California city home to Hollywood studios bans homeless tent encampments on the streets

A Los Angeles city has voted to ban “camping” in public places, including, among other locations, at public parks, public streets, sidewalks, near schools, and on city-owned properties.

Known as the “Heart of Screenland,” councilmembers in Culver City voted 3 to 2 on Monday to approve the ordinance, which will not be enforced until the city, which is home to such Hollywood studios as Sony Pictures, designates a safe-camping site that offers supportive services, according to the Los Angeles Times.

Additionally, through California’s $1 billion Project Homekey program, 73 units must be converted into housing.

“Camping,” according to the new ordinance, is defined as erecting, maintaining, or occupying “a camp facility for the purpose of living accommodations.”

As programs for neither the safe-camping spot nor the 73 units have been finalized and no firm deadline for launching them has been provided by city officials, it is unclear when the ordinance will be enforced.

Until then, the council voted to “temporarily hold off giving fines or citations to those who violate the ordinance,” The Times reports.

Culver City Councilman Dan O’Brien, who voted for the ban along with Mayor Albert Vera and Göran Eriksson, said the city had to amp up its approach to the homeless crisis after Los Angeles Mayor Karen Bass, on her first day in office, declared a state of emergency on homelessness.

In early January, Culver City followed her lead and declared its own emergency.

“A fear of mine is if we don’t have all the tools in place to help our own unhoused and Los Angeles already have the enforcement along our borders, then those who refuse housing will just cross the street into Culver City, and then further strain our resources,” O’Brien told The Times.

Should unhoused campers refuse housing or other services, police can now legally tell them they can’t pitch a tent in the city’s public spaces.

“The desire on our part is that this ordinance will help give them that little extra push to accept the housing and services that we are offering,” O’Brien said, adding that the ban is a “care-based process of helping people.”

But according to Culver City’s mutual aid organizer, Matthew Katz, the ordinance is confusing.

“It’s a weird kind of doublespeak, where the city said we’re doing this to help people but I just don’t really understand how they work through this logic where this is going to help anyone,” he said. “I do not see how the specter of force is going to make anyone more likely to go into a motel.”

The morning after the vote, former Culver City Mayor Alex Fisch told The Times that robbing the homeless of their tents will be deadly.
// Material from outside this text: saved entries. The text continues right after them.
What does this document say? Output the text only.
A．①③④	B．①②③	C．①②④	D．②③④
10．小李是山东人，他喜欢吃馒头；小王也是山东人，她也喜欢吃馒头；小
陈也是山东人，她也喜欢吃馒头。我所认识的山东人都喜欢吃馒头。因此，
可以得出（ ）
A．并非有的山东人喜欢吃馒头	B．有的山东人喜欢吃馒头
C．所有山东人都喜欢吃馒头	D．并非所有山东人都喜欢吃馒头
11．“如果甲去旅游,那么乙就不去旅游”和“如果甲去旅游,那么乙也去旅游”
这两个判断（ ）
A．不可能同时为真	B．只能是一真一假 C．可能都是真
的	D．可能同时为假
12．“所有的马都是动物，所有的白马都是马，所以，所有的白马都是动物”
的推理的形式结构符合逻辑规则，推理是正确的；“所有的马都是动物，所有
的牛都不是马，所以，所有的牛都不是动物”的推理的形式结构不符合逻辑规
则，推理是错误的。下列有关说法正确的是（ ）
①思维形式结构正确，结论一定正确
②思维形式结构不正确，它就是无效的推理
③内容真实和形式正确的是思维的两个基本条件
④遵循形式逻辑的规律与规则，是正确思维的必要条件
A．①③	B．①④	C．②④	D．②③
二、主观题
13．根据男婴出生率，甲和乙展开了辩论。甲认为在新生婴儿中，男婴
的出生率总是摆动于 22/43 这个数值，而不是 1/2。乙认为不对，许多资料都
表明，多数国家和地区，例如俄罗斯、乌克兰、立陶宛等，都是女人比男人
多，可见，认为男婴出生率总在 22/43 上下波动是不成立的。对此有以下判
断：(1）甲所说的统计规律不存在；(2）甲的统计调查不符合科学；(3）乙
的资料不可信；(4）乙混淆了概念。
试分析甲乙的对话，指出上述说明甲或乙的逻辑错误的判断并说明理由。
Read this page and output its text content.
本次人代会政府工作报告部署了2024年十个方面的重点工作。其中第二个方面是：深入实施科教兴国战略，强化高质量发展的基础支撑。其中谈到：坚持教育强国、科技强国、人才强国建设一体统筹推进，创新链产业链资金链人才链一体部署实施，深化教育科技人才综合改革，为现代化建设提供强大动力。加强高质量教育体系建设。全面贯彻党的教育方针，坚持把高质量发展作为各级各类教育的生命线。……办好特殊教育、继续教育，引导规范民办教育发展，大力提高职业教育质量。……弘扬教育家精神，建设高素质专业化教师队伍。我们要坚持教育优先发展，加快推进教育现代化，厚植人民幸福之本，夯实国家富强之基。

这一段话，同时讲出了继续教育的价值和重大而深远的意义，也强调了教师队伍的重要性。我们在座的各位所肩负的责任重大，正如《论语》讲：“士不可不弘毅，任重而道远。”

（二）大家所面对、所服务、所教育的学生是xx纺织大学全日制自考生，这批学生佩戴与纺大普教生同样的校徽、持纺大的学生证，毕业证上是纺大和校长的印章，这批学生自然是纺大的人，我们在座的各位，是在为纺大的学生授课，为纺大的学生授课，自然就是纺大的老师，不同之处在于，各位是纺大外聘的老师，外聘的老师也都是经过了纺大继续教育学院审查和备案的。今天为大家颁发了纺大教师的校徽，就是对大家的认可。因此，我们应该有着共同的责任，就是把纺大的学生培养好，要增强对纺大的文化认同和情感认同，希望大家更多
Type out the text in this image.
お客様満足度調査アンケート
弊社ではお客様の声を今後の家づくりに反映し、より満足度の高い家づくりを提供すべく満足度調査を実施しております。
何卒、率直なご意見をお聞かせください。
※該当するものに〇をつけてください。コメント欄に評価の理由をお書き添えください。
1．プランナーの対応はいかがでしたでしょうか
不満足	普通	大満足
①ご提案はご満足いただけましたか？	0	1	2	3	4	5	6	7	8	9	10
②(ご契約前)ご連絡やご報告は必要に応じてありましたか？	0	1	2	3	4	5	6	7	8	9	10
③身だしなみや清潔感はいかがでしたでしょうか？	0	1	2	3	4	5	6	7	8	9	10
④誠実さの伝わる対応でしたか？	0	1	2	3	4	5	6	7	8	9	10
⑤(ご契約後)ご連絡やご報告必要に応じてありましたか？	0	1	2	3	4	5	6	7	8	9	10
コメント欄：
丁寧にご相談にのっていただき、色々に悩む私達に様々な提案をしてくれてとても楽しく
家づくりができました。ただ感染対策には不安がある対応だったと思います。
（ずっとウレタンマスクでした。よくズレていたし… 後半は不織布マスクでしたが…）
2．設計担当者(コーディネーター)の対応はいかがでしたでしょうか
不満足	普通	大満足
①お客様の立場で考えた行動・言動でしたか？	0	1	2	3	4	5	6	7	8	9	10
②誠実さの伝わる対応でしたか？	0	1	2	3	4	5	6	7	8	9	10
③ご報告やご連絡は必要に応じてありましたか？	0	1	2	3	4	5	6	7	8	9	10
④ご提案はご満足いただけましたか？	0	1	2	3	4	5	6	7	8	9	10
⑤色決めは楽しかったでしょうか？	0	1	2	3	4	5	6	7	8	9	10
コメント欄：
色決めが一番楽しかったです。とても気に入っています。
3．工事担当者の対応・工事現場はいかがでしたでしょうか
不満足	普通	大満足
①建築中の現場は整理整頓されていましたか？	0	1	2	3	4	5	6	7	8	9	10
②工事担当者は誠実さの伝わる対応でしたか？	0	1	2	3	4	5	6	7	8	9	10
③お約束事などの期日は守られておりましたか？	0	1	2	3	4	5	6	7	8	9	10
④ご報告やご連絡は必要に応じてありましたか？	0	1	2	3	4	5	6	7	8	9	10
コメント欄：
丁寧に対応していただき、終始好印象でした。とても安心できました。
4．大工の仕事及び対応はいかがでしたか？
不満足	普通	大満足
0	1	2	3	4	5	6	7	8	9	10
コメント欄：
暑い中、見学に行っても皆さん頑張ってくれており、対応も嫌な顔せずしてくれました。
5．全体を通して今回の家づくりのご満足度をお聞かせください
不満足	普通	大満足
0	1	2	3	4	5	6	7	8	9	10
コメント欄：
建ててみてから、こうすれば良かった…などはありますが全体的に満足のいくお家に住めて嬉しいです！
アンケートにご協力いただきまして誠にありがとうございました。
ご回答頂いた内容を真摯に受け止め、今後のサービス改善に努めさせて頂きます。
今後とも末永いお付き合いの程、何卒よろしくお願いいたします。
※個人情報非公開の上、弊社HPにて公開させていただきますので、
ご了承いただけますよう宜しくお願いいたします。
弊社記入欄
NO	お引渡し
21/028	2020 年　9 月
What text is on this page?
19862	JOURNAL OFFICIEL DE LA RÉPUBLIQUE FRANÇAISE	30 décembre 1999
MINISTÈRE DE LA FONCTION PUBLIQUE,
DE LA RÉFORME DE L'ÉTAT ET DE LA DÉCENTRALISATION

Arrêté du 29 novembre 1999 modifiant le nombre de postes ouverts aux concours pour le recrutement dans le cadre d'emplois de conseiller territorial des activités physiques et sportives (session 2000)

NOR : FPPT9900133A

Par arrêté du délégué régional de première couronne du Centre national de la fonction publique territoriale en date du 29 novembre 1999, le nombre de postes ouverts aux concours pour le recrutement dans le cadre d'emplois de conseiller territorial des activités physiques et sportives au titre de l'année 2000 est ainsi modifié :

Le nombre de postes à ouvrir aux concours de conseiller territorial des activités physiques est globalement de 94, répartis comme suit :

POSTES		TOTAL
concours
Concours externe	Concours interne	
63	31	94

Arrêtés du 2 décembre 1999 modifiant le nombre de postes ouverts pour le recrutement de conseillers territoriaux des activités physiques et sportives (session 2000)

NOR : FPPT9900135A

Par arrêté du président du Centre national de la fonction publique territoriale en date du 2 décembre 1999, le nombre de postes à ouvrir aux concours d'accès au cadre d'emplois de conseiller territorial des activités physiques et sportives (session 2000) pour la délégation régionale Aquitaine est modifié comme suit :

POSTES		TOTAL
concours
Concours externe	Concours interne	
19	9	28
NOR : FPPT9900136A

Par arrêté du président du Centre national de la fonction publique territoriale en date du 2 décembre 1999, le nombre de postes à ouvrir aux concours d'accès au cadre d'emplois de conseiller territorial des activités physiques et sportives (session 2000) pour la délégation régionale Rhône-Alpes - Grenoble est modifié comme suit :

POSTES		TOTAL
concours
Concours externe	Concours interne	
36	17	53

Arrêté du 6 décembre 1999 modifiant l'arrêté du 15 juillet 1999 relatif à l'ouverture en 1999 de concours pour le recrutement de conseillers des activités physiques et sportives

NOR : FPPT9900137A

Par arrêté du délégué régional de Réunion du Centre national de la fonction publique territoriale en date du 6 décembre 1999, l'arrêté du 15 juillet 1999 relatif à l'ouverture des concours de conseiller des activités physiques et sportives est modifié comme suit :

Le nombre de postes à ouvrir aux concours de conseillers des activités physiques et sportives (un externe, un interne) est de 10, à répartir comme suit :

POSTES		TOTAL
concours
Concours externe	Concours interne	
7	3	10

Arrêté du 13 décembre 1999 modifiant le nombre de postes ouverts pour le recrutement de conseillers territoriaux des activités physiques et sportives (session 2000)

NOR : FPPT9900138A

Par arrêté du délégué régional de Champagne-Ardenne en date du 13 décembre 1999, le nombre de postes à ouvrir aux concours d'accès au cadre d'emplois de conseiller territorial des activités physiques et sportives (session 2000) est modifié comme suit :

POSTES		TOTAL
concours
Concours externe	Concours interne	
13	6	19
“There will be a body count with taking away people’s tents,” he said.

More housing and safe-camping sites “should be the focus,” he added, “not making it illegal to be poor.”

Councilman Freddy Puza voted against the ban and said the vote marked a “sad day” in his city.

‘It’s a sad day in Culver City,” he tweeted. “The anti-camping (aka anti-homeless) ordinance passed by a 2-3 vote last night. It’s a decision that caused more division in our city, but it didn’t have to be this way.”

“Since the election,” he continued, “the new Council majority chose to spend staff and Council time and money on fast-tracking an ordinance that tells people where they can’t go but not where they can go and a way to punish them for being poor.”